この仕事をしていると「保護者様の要望が正しい」「要望には全て応えなくてはいけない」と錯覚してしまう瞬間があります。
今回は「保護者様の要望」と「本来の役割」について考えていきましょう。
1 保護者様の要望
誤解して欲しくないので最初に書いておきますが、私は保護者様には要望を言って欲しいと思っています。
矛盾しているように感じるかもしれませんが本当にそう思っていますし、保護者様にも「何かあれば、どんな些細な事でも言って下さい」と伝えています。しかし「できる限りの事はさせてもらいますので!」とも伝えています。
この部分は、ただ「上手いこといなしている」のではなく、実際にそうだからです。それでは、詳しく見ていきましょう。
1-1 要望は心の声
私は、このアセスメント以外から出てきた要望に保護者様の心の声を感じています。生活が見えてきたり、困り事や悩みなどがダイレクトに伝わってきます。
どうしても出来ることと出来ない事はありますが、面倒臭がらずに「保護者様の心の声」と向き合っていきましょう。
1-2 要望は信頼の証
過剰な要望ばかりする保護者様は別として「田中さん、言いにくいんですけど…何とかなりませんか?」と言われたら、私は「やった!」と心の中で思ってしまいます。
「私を信頼して、言いにくいことを言ってくれてありがとうございます!」と言う気持ちです。
実際には「私じゃなくても良かった」とか「信頼関係は出来てないけど言わざるを得なかった」のかも知れませんが、それでいいと思ってます。
私自身がそう思う事で「人間関係はプラスに働いている」とポジティブに考えています。
1-3 出来ないこと
私どもの仕事は1日に何名もの子どもが通い、その分保護者様もいらっしゃいますので特別扱いは出来ません。
可能な範囲内であればできるだけ融通をきかせますが「その要望を受け入れたから他の子に迷惑がかかりました」では本末転倒ですよね。
なので「周りに迷惑がかかること」や「1人だけ特別扱い」になってしまうことはお断りするようにしています。
基準は事業所によって違ってくるでしょうが事業所内、特に管理者や児発管は方針を固めておくべきでしょう。
2 本来の役割
私たちの主な役割は「療育」であり、その考え方の中で「レスパイト」や「連携」などが含まれて来ると考えています。
なので前章でも書いたように「他の子の療育を削ってまで、保護者様のレスパイトを優先することは出来ません」となります。
しかし、付き合いも長くなりお互いの心の内が分かるようになってくると、つい「いいよ、大丈夫」「上手くやるから」と、なぁなぁな関係になりがちです。
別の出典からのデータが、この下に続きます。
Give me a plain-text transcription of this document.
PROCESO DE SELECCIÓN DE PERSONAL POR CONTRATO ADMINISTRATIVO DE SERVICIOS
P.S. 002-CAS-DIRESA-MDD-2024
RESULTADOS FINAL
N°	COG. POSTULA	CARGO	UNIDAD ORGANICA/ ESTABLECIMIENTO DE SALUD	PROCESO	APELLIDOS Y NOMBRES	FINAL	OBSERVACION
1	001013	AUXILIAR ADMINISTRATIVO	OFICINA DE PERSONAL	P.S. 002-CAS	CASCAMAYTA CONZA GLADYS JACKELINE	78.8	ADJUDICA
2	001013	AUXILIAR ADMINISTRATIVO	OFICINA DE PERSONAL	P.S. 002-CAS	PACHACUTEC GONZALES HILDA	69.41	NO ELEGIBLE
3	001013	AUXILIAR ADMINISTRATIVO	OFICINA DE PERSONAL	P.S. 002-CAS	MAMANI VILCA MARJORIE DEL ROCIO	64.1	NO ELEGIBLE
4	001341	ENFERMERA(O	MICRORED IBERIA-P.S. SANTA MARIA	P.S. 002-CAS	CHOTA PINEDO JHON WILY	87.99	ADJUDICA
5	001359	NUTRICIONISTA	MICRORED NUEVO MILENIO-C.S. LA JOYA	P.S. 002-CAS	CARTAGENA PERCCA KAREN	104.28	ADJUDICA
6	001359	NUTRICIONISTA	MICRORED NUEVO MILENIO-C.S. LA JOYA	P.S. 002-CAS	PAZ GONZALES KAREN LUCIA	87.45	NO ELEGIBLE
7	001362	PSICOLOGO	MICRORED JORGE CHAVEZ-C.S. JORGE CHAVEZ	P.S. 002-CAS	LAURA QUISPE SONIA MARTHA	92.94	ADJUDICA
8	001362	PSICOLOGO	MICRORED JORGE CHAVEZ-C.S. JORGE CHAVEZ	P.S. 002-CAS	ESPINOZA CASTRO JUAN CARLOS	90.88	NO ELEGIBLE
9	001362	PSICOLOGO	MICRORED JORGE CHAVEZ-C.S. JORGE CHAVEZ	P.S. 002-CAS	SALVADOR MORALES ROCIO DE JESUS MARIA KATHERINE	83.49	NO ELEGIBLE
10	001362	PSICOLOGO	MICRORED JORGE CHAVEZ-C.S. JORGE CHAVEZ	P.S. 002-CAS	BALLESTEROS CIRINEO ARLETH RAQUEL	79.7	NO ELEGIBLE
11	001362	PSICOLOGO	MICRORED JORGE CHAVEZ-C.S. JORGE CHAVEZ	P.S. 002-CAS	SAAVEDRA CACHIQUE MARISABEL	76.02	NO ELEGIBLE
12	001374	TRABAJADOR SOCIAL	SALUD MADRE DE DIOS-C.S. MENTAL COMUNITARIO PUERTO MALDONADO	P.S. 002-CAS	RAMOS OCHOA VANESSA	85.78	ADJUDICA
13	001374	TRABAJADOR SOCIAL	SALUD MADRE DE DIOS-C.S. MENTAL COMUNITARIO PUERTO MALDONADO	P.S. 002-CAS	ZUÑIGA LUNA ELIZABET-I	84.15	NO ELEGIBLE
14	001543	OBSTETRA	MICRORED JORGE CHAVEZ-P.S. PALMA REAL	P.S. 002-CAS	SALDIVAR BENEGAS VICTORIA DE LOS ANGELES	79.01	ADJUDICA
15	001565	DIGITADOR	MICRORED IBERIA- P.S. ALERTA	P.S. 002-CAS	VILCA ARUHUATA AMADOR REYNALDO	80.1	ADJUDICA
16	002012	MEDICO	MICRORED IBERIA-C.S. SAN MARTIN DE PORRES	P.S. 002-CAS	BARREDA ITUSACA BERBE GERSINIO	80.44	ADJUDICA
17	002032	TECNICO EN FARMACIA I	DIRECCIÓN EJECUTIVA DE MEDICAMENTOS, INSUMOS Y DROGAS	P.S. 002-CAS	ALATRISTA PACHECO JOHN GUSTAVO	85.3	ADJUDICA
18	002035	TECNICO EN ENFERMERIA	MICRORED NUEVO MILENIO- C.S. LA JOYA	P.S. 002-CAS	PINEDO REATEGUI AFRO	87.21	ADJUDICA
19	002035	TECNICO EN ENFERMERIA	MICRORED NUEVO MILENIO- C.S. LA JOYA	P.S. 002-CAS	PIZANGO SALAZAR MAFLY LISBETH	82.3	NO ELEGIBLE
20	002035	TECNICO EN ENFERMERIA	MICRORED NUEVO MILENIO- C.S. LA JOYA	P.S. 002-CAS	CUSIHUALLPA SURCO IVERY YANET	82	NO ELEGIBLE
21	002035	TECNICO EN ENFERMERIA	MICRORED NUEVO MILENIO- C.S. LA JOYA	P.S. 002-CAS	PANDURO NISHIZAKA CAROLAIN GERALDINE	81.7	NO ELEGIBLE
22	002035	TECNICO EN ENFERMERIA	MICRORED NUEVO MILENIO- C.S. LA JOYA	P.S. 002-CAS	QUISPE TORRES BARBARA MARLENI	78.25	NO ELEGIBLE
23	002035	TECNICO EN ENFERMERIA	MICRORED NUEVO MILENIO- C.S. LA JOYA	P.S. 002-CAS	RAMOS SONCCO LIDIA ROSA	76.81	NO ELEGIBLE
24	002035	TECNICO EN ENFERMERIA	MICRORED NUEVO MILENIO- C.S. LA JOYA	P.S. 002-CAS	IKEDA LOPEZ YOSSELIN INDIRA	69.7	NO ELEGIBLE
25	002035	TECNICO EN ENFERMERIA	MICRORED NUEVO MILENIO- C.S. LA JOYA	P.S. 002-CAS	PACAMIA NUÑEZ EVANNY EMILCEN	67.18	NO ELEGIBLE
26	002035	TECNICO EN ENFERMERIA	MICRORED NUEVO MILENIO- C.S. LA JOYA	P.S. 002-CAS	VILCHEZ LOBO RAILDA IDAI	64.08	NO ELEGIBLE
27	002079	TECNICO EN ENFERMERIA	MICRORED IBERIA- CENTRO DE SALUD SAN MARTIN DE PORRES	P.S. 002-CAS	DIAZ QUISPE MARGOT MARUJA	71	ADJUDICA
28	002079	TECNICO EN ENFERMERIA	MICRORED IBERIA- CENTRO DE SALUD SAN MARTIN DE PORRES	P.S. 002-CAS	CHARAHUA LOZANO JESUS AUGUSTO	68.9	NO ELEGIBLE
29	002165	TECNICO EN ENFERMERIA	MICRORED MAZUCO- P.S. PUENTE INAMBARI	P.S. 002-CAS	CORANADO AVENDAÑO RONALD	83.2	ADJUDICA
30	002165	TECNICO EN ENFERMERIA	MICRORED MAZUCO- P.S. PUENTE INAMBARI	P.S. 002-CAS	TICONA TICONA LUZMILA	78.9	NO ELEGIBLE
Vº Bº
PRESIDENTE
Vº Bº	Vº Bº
スタッフと仲良くなるのが得意な人だけが、贔屓され優遇されるような理不尽な事業所にはして欲しくありません。それもまた平等だと思います。
3 まとめ
ここまで「保護者様の要望」と「本来の役割」ということで考えてきましたが、いかがだったでしょうか?
保護者様それぞれにそれぞれの思いがあり、事業所はガイドラインに沿った事業所の方針に乗っ取って可能な限り支援をおこないます。
我々の仕事はボランティアではありませんが、福祉であり多くの税金を使って成り立っている事業です。
その事の意味や立場を今一度考えて、日々の支援をおこなっていきましょう。
最後に、誤解して欲しくないのは「我々が保護者様より優位で、支援してやってる」という、逆に振り切ってしまわないようにも心がけましょう。
人間は油断するとすぐに、楽な方にいきがちです。状況をよく見て判断し、バランスのとれた適切な支援が出来るといいですね。